The water consumed by its population of three million people was, and, is still imported from neighbouring Malaysia. Yet, Singapore has been transformed into a First World economy within four decades, through committed and dedicated leadership. Additionally, the transformation of Singapore has inspired the leadership of nations like Malaysia, Indonesia, the Philippines, South-Korea and the Peoples Republic of China to also grow their economies in unimaginable proportions. It is a monumental feat that Singapore does not produce crude oil but effectively manages one of the largest crude oil refineries in the world. The country’s seaports are among the best and most sophisticated in the world, while its airport shows its high level of technological advancement. Singapore is highly rated in the area of technological advancements, particularly information technology.
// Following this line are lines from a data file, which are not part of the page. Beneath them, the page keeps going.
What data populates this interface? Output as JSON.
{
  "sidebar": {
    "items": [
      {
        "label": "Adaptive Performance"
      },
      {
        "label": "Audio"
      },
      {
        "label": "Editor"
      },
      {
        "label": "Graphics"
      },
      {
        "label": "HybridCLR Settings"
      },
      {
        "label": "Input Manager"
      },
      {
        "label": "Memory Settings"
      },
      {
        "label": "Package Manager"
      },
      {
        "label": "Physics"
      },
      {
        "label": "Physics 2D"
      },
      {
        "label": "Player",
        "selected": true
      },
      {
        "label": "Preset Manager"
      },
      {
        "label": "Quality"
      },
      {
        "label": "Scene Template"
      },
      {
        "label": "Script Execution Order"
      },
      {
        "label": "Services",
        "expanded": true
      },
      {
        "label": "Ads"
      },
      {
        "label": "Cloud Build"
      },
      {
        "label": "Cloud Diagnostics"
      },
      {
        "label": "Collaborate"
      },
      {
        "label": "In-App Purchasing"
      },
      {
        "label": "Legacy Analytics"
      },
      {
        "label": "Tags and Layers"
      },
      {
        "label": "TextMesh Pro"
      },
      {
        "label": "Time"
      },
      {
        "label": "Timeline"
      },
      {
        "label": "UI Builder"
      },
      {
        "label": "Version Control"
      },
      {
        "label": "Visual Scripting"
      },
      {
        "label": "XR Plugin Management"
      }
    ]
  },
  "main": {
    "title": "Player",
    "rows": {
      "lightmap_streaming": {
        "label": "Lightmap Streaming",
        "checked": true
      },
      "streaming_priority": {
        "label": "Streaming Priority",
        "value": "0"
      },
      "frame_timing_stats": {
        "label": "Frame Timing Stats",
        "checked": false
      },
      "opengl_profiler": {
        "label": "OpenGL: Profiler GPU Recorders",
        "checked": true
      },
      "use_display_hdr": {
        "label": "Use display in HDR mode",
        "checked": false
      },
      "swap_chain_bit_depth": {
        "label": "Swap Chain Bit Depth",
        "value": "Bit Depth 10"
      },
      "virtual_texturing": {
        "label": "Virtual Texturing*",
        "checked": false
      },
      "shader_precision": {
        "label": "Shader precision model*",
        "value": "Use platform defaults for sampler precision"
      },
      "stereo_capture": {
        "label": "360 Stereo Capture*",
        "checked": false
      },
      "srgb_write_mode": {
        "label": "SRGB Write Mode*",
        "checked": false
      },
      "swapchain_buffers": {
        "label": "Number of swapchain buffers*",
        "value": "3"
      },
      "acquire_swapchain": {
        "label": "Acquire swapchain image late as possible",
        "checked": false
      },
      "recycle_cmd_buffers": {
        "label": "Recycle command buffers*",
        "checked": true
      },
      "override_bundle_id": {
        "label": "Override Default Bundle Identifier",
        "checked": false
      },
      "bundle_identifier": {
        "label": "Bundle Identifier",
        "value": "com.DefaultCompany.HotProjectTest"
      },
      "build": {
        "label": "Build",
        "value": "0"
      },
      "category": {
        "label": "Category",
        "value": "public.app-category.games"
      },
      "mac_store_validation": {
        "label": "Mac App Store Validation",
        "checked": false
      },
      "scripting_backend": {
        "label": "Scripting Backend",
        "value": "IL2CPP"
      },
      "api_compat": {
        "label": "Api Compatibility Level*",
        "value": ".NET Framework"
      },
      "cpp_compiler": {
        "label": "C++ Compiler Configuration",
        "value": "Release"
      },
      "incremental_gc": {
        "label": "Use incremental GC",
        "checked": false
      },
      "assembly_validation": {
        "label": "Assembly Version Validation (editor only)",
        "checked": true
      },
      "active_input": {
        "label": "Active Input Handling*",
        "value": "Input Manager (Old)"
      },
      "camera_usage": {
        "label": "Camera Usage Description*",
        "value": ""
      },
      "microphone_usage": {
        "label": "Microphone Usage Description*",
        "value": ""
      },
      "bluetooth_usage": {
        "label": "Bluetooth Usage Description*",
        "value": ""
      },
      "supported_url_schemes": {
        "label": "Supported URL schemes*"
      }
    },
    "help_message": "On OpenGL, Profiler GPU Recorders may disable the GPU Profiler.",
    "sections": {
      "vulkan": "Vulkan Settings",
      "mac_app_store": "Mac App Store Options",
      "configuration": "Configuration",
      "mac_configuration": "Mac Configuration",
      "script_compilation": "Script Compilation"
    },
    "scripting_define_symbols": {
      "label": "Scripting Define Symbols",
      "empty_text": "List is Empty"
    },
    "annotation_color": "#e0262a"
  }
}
Thus, a leader must be able to drive policies, programmes and plans for the overall benefit of the society. One common feature of those who have changed the faces of their societies is the fact that they performed ‘’miracles’’ in their early or middle ages.
Prof. Ibrahim Agboola Gambari is from the lineage of the popular GAMBARI family of Ilorin. By virtue of birth and history, Gambari is a prince of Ilorin and is eminently qualified to aspire to become the Emir of Ilorin at a future date, if that is the wish of God. Born in 1944, Gambari attended elitist Kings College, Lagos, before proceeding to the London School of Economics, where he obtained a Bachelor’s degree in political science with a specialty in international relations. He obtained his M.A. in 1970, and his Ph.D. in 1974 in Political Science/International Relations from Columbia University in New York.
•Began his teaching career in 1969 at City University of New York before working at University of Albany.
•Taught at Ahmadu Bello University, in Zaria From 1986 to 1989
•Was Visiting Professor at three universities in Washington, D.C.: Johns Hopkins School of Advanced International Studies, Georgetown University, and Howard University.
•Has been a research fellow at the Brookings Institution also in Washington D.C. and a Resident Scholar at the Bellagio Study and Conference Center, the Rockefeller Foundation-run center in Italy.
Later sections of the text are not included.